La inmensa hoguera ardió durante todo el día 8 y buena parte del 9, y sólo se pudo salvar la parte del teatro comprendida desde la puerta principal hasta el muro que daba entrada al patio, palcos y galerías. De lo demás sólo quedaron ruinas.

Y paradójicamente, a pocos metros de allí, en la plaza de Belluga, llamada todavía entonces de Palacio, el noble edificio Episcopal y la Catedral lucían especiales luminarias, en aquella noche de insospechada y desdichada luminosidad, para dar la bienvenida a la ciudad al nuevo obispo de la Diócesis, monseñor Diego Mariano Alguacil, que venía a suplir a Francisco Landeira, fallecido en el ejercicio del cargo.
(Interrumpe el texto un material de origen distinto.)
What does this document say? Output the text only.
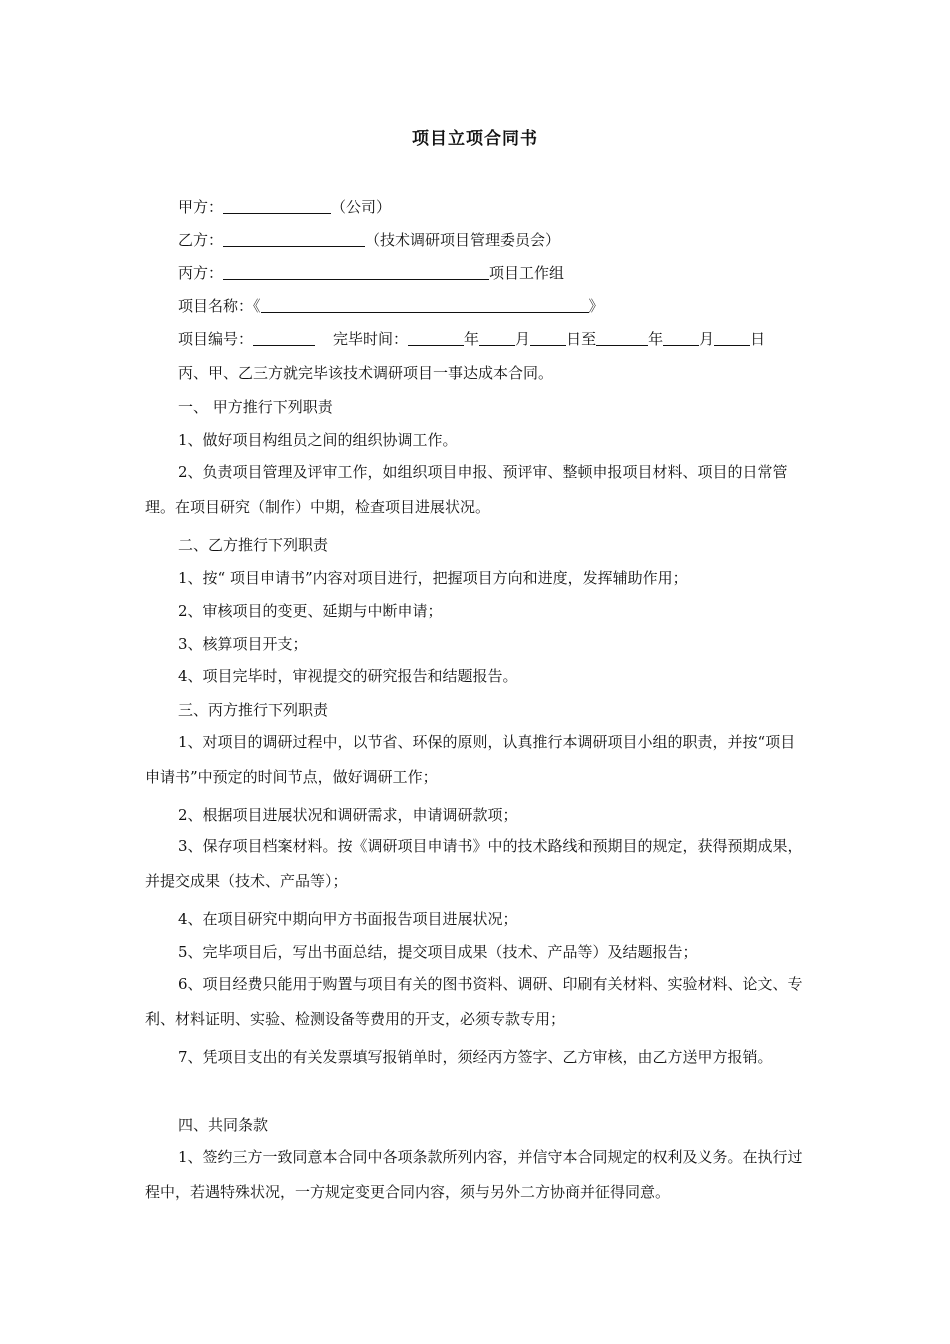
项目立项合同书
甲方：	（公司）
乙方：	（技术调研项目管理委员会）
丙方：	项目工作组
项目名称：《	》
项目编号：	完毕时间：	年 月 日至	年 月 日
丙、甲、乙三方就完毕该技术调研项目一事达成本合同。
一、 甲方推行下列职责
1、做好项目构组员之间的组织协调工作。
2、负责项目管理及评审工作，如组织项目申报、预评审、整顿申报项目材料、项目的日常管理。在项目研究（制作）中期，检查项目进展状况。
二、乙方推行下列职责
1、按“ 项目申请书”内容对项目进行，把握项目方向和进度，发挥辅助作用；
2、审核项目的变更、延期与中断申请；
3、核算项目开支；
4、项目完毕时，审视提交的研究报告和结题报告。
三、丙方推行下列职责
1、对项目的调研过程中，以节省、环保的原则，认真推行本调研项目小组的职责，并按“项目申请书”中预定的时间节点，做好调研工作；
2、根据项目进展状况和调研需求，申请调研款项；
3、保存项目档案材料。按《调研项目申请书》中的技术路线和预期目的规定，获得预期成果，并提交成果（技术、产品等）；
4、在项目研究中期向甲方书面报告项目进展状况；
5、完毕项目后，写出书面总结，提交项目成果（技术、产品等）及结题报告；
6、项目经费只能用于购置与项目有关的图书资料、调研、印刷有关材料、实验材料、论文、专利、材料证明、实验、检测设备等费用的开支，必须专款专用；
7、凭项目支出的有关发票填写报销单时，须经丙方签字、乙方审核，由乙方送甲方报销。
四、共同条款
1、签约三方一致同意本合同中各项条款所列内容，并信守本合同规定的权利及义务。在执行过程中，若遇特殊状况，一方规定变更合同内容，须与另外二方协商并征得同意。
Tres años después, en 1880, pudo reinaugurarse el teatro, tras la acción reconstructora del arquitecto hellinero Justo Millán, autor en la ciudad de obras como la plaza de toros, el Teatro Circo o la fachada de San Bartolomé, pero la segunda versión del Romea duró aún menos que la primera, pues el 10 de diciembre de 1899 sufrió un segundo incendio de gran alcance, que acabó de nuevo con el interior, aunque afectó en menor medida al exterior, que conserva en nuestros días el aspecto general de la versión de Millán. Y, lo que es peor, esta vez sí se produjo una víctima mortal.

Contaba El Heraldo de Murcia hace 124 años que se trataba de la función de tarde de la puesta en escena de El anillo de hierro: “Ejecutaba la orquesta el hermoso preludio del tercer acto, escuchado con religioso silencio por el auditorio, cuando se notó un vivo relampagueo en la luz eléctrica. Siguió a este la aparición de un reflejo de llamarada en la parte del escenario; alarmado el público, trató de ganar las salidas, como lo hicieron algunos espectadores, pero los actores, desde el escenario, invitaban á permanecer en sus puestos, asegurando que aquello no era nada".
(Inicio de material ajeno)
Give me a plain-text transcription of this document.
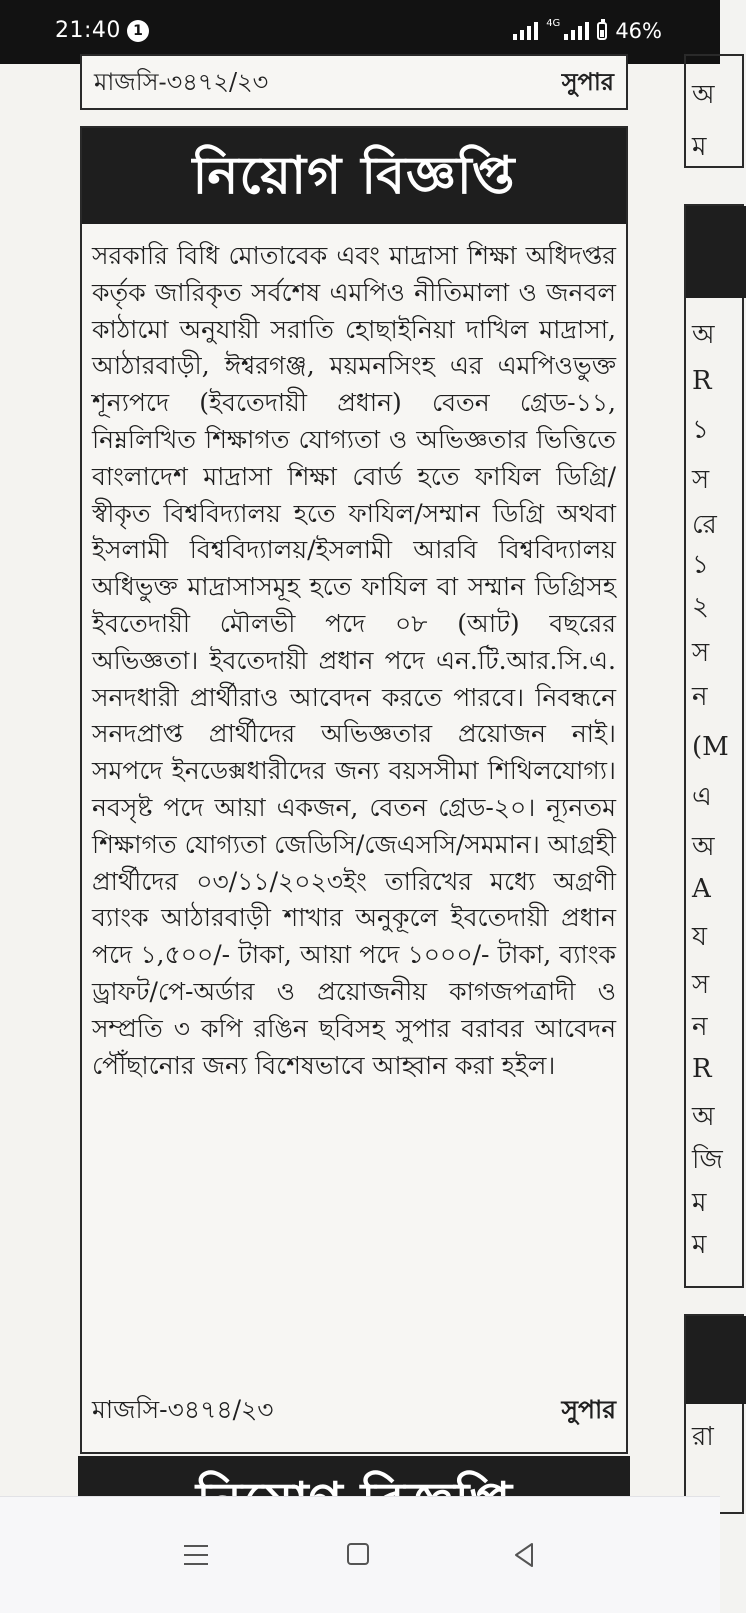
21:40 1	4G	46%
মাজসি-৩৪৭২/২৩	সুপার
নিয়োগ বিজ্ঞপ্তি
সরকারি বিধি মোতাবেক এবং মাদ্রাসা শিক্ষা অধিদপ্তর কর্তৃক জারিকৃত সর্বশেষ এমপিও নীতিমালা ও জনবল কাঠামো অনুযায়ী সরাতি হোছাইনিয়া দাখিল মাদ্রাসা, আঠারবাড়ী, ঈশ্বরগঞ্জ, ময়মনসিংহ এর এমপিওভুক্ত শূন্যপদে (ইবতেদায়ী প্রধান) বেতন গ্রেড-১১, নিম্নলিখিত শিক্ষাগত যোগ্যতা ও অভিজ্ঞতার ভিত্তিতে বাংলাদেশ মাদ্রাসা শিক্ষা বোর্ড হতে ফাযিল ডিগ্রি/স্বীকৃত বিশ্ববিদ্যালয় হতে ফাযিল/সম্মান ডিগ্রি অথবা ইসলামী বিশ্ববিদ্যালয়/ইসলামী আরবি বিশ্ববিদ্যালয় অধিভুক্ত মাদ্রাসাসমূহ হতে ফাযিল বা সম্মান ডিগ্রিসহ ইবতেদায়ী মৌলভী পদে ০৮ (আট) বছরের অভিজ্ঞতা। ইবতেদায়ী প্রধান পদে এন.টি.আর.সি.এ. সনদধারী প্রার্থীরাও আবেদন করতে পারবে। নিবন্ধনে সনদপ্রাপ্ত প্রার্থীদের অভিজ্ঞতার প্রয়োজন নাই। সমপদে ইনডেক্সধারীদের জন্য বয়সসীমা শিথিলযোগ্য। নবসৃষ্ট পদে আয়া একজন, বেতন গ্রেড-২০। ন্যূনতম শিক্ষাগত যোগ্যতা জেডিসি/জেএসসি/সমমান। আগ্রহী প্রার্থীদের ০৩/১১/২০২৩ইং তারিখের মধ্যে অগ্রণী ব্যাংক আঠারবাড়ী শাখার অনুকূলে ইবতেদায়ী প্রধান পদে ১,৫০০/- টাকা, আয়া পদে ১০০০/- টাকা, ব্যাংক ড্রাফট/পে-অর্ডার ও প্রয়োজনীয় কাগজপত্রাদী ও সম্প্রতি ৩ কপি রঙিন ছবিসহ সুপার বরাবর আবেদন পৌঁছানোর জন্য বিশেষভাবে আহ্বান করা হইল।
মাজসি-৩৪৭৪/২৩	সুপার
অ
ম
অ
R
১
স
রে
১
২
স
ন
(M
এ
অ
A
য
স
ন
R
অ
জি
ম
ম
রা
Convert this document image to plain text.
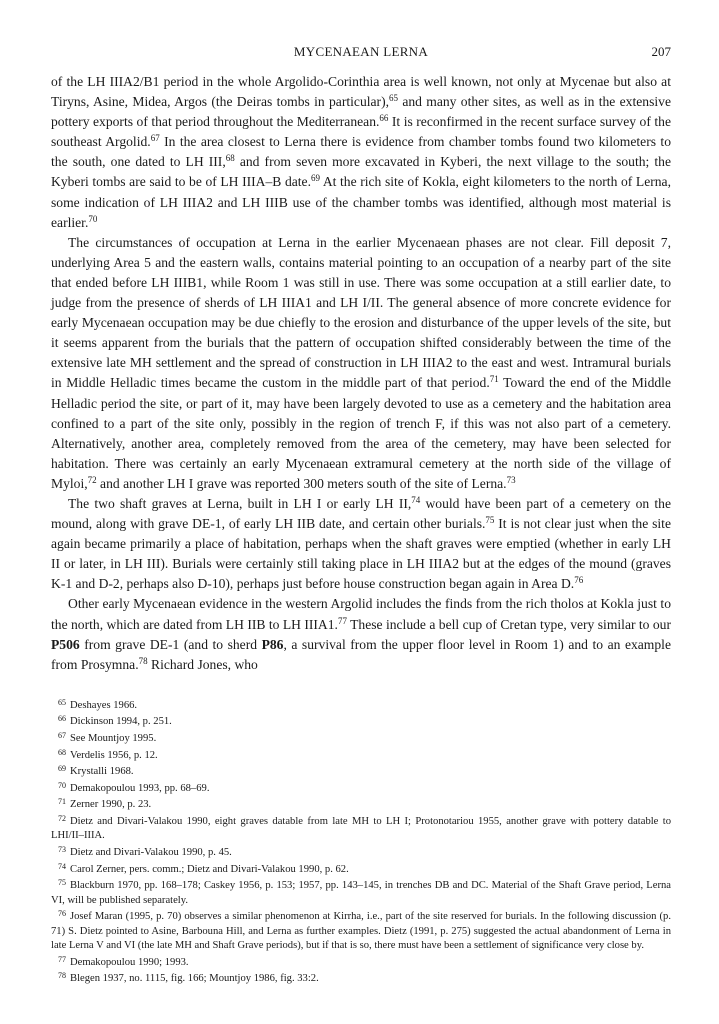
MYCENAEAN LERNA	207

of the LH IIIA2/B1 period in the whole Argolido-Corinthia area is well known, not only at Mycenae but also at Tiryns, Asine, Midea, Argos (the Deiras tombs in particular),$^{65}$ and many other sites, as well as in the extensive pottery exports of that period throughout the Mediterranean.$^{66}$ It is reconfirmed in the recent surface survey of the southeast Argolid.$^{67}$ In the area closest to Lerna there is evidence from chamber tombs found two kilometers to the south, one dated to LH III,$^{68}$ and from seven more excavated in Kyberi, the next village to the south; the Kyberi tombs are said to be of LH IIIA–B date.$^{69}$ At the rich site of Kokla, eight kilometers to the north of Lerna, some indication of LH IIIA2 and LH IIIB use of the chamber tombs was identified, although most material is earlier.$^{70}$

The circumstances of occupation at Lerna in the earlier Mycenaean phases are not clear. Fill deposit 7, underlying Area 5 and the eastern walls, contains material pointing to an occupation of a nearby part of the site that ended before LH IIIB1, while Room 1 was still in use. There was some occupation at a still earlier date, to judge from the presence of sherds of LH IIIA1 and LH I/II. The general absence of more concrete evidence for early Mycenaean occupation may be due chiefly to the erosion and disturbance of the upper levels of the site, but it seems apparent from the burials that the pattern of occupation shifted considerably between the time of the extensive late MH settlement and the spread of construction in LH IIIA2 to the east and west. Intramural burials in Middle Helladic times became the custom in the middle part of that period.$^{71}$ Toward the end of the Middle Helladic period the site, or part of it, may have been largely devoted to use as a cemetery and the habitation area confined to a part of the site only, possibly in the region of trench F, if this was not also part of a cemetery. Alternatively, another area, completely removed from the area of the cemetery, may have been selected for habitation. There was certainly an early Mycenaean extramural cemetery at the north side of the village of Myloi,$^{72}$ and another LH I grave was reported 300 meters south of the site of Lerna.$^{73}$

The two shaft graves at Lerna, built in LH I or early LH II,$^{74}$ would have been part of a cemetery on the mound, along with grave DE-1, of early LH IIB date, and certain other burials.$^{75}$ It is not clear just when the site again became primarily a place of habitation, perhaps when the shaft graves were emptied (whether in early LH II or later, in LH III). Burials were certainly still taking place in LH IIIA2 but at the edges of the mound (graves K-1 and D-2, perhaps also D-10), perhaps just before house construction began again in Area D.$^{76}$

Other early Mycenaean evidence in the western Argolid includes the finds from the rich tholos at Kokla just to the north, which are dated from LH IIB to LH IIIA1.77 These include a bell cup of Cretan type, very similar to our P506 from grave DE-1 (and to sherd P86, a survival from the upper floor level in Room 1) and to an example from Prosymna.$^{78}$ Richard Jones, who

65 Deshayes 1966.
66 Dickinson 1994, p. 251.
67 See Mountjoy 1995.
68 Verdelis 1956, p. 12.
69 Krystalli 1968.
70 Demakopoulou 1993, pp. 68–69.
71 Zerner 1990, p. 23.
72 Dietz and Divari-Valakou 1990, eight graves datable from late MH to LH I; Protonotariou 1955, another grave with pottery datable to LHI/II–IIIA.
73 Dietz and Divari-Valakou 1990, p. 45.
74 Carol Zerner, pers. comm.; Dietz and Divari-Valakou 1990, p. 62.
75 Blackburn 1970, pp. 168–178; Caskey 1956, p. 153; 1957, pp. 143–145, in trenches DB and DC. Material of the Shaft Grave period, Lerna VI, will be published separately.
76 Josef Maran (1995, p. 70) observes a similar phenomenon at Kirrha, i.e., part of the site reserved for burials. In the following discussion (p. 71) S. Dietz pointed to Asine, Barbouna Hill, and Lerna as further examples. Dietz (1991, p. 275) suggested the actual abandonment of Lerna in late Lerna V and VI (the late MH and Shaft Grave periods), but if that is so, there must have been a settlement of significance very close by.
77 Demakopoulou 1990; 1993.
78 Blegen 1937, no. 1115, fig. 166; Mountjoy 1986, fig. 33:2.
"A todo esto, el fuego se había comunicado a la tercera bambalina, lo que decidió al público todo a abandonar el teatro; muchas personas, al salir, dejaban abandonados, capas, abrigos, sombreros y otras prendas, de las que se han perdido en gran número. Los profesores de la orquesta huyeron también dejando abandonados los instrumentos, y varios de ellos capas y sombreros. Algunos espectadores de los pisos altos se arrojaron por las ventanas del principal que dan frente á la iglesia de Santo Domingo. Cuando el público acababa de terminar de salir, se apagó la luz eléctrica en el teatro y coincidiendo con esto se apagó en el resto de la población".
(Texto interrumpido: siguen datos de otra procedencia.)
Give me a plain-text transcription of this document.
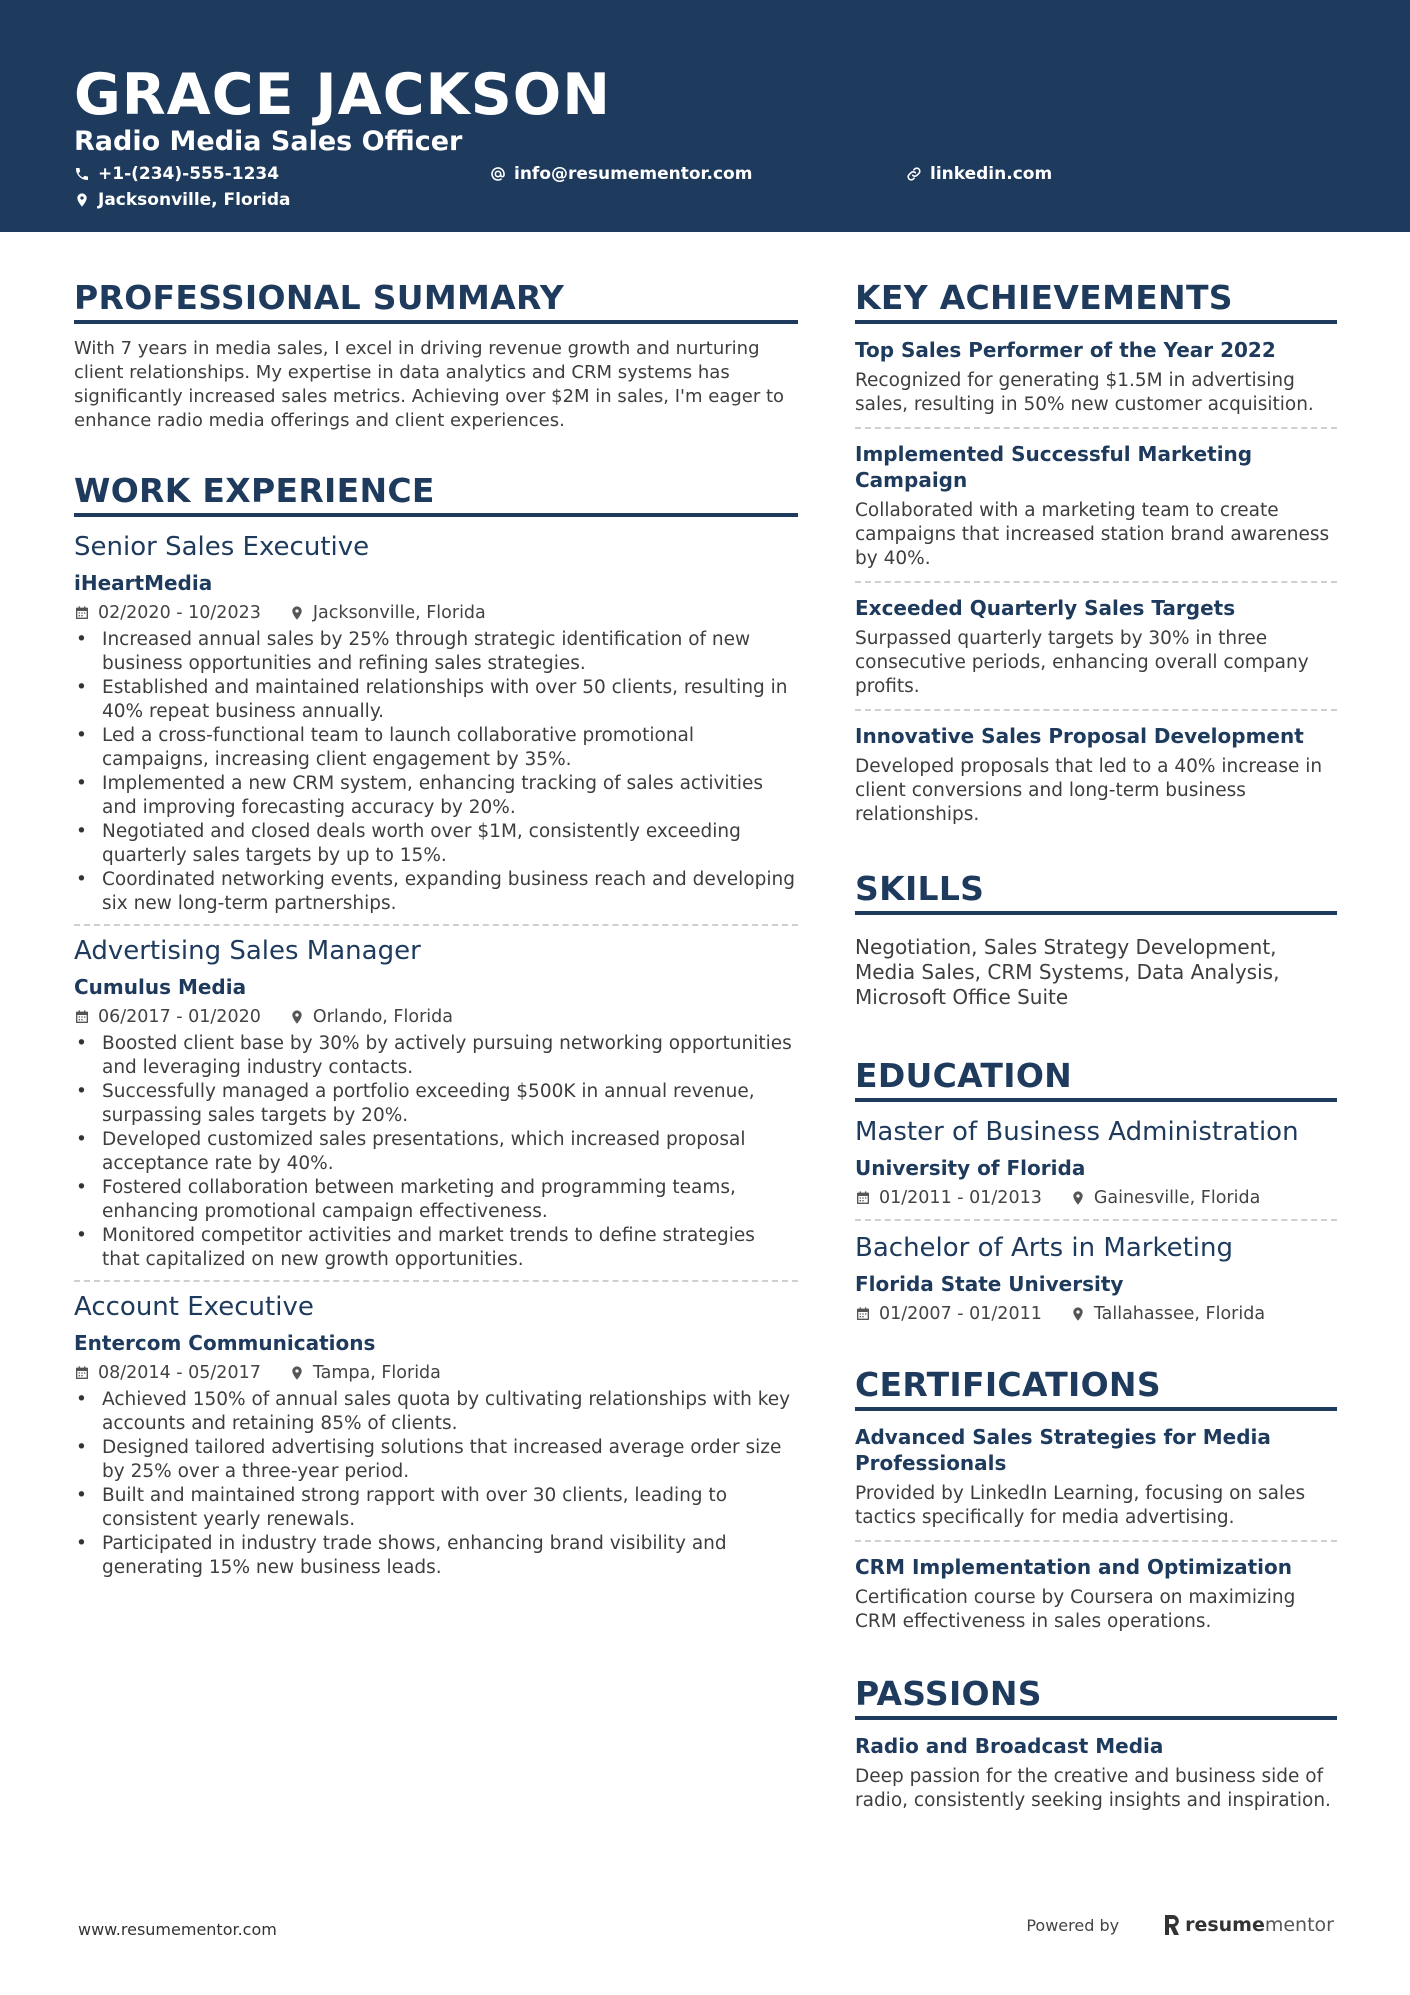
GRACE JACKSON
Radio Media Sales Officer
+1-(234)-555-1234	info@resumementor.com	linkedin.com
Jacksonville, Florida
PROFESSIONAL SUMMARY
With 7 years in media sales, I excel in driving revenue growth and nurturing client relationships. My expertise in data analytics and CRM systems has significantly increased sales metrics. Achieving over $2M in sales, I'm eager to enhance radio media offerings and client experiences.
WORK EXPERIENCE
Senior Sales Executive
iHeartMedia
02/2020 - 10/2023	Jacksonville, Florida
• Increased annual sales by 25% through strategic identification of new business opportunities and refining sales strategies.
• Established and maintained relationships with over 50 clients, resulting in 40% repeat business annually.
• Led a cross-functional team to launch collaborative promotional campaigns, increasing client engagement by 35%.
• Implemented a new CRM system, enhancing tracking of sales activities and improving forecasting accuracy by 20%.
• Negotiated and closed deals worth over $1M, consistently exceeding quarterly sales targets by up to 15%.
• Coordinated networking events, expanding business reach and developing six new long-term partnerships.
Advertising Sales Manager
Cumulus Media
06/2017 - 01/2020	Orlando, Florida
• Boosted client base by 30% by actively pursuing networking opportunities and leveraging industry contacts.
• Successfully managed a portfolio exceeding $500K in annual revenue, surpassing sales targets by 20%.
• Developed customized sales presentations, which increased proposal acceptance rate by 40%.
• Fostered collaboration between marketing and programming teams, enhancing promotional campaign effectiveness.
• Monitored competitor activities and market trends to define strategies that capitalized on new growth opportunities.
Account Executive
Entercom Communications
08/2014 - 05/2017	Tampa, Florida
• Achieved 150% of annual sales quota by cultivating relationships with key accounts and retaining 85% of clients.
• Designed tailored advertising solutions that increased average order size by 25% over a three-year period.
• Built and maintained strong rapport with over 30 clients, leading to consistent yearly renewals.
• Participated in industry trade shows, enhancing brand visibility and generating 15% new business leads.
KEY ACHIEVEMENTS
Top Sales Performer of the Year 2022
Recognized for generating $1.5M in advertising sales, resulting in 50% new customer acquisition.
Implemented Successful Marketing Campaign
Collaborated with a marketing team to create campaigns that increased station brand awareness by 40%.
Exceeded Quarterly Sales Targets
Surpassed quarterly targets by 30% in three consecutive periods, enhancing overall company profits.
Innovative Sales Proposal Development
Developed proposals that led to a 40% increase in client conversions and long-term business relationships.
SKILLS
Negotiation, Sales Strategy Development, Media Sales, CRM Systems, Data Analysis, Microsoft Office Suite
EDUCATION
Master of Business Administration
University of Florida
01/2011 - 01/2013	Gainesville, Florida
Bachelor of Arts in Marketing
Florida State University
01/2007 - 01/2011	Tallahassee, Florida
CERTIFICATIONS
Advanced Sales Strategies for Media Professionals
Provided by LinkedIn Learning, focusing on sales tactics specifically for media advertising.
CRM Implementation and Optimization
Certification course by Coursera on maximizing CRM effectiveness in sales operations.
PASSIONS
Radio and Broadcast Media
Deep passion for the creative and business side of radio, consistently seeking insights and inspiration.
www.resumementor.com	Powered by	resume mentor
Pronto comenzó a circular la noticia de la desaparición de un joven trabajador del teatro, uno de los encargados de la maquinaria de la escena. El cadáver del infortunado fue encontrado "al pie de la escalera que da acceso al foso, a la izquierda del escenario. Su actitud era la de disponerse a subir la mencionada escalera. Parece ser que el desventurado joven se hallaba ya en salvo, y que volvió con el objeto de recoger la manta que había dejado en el foso".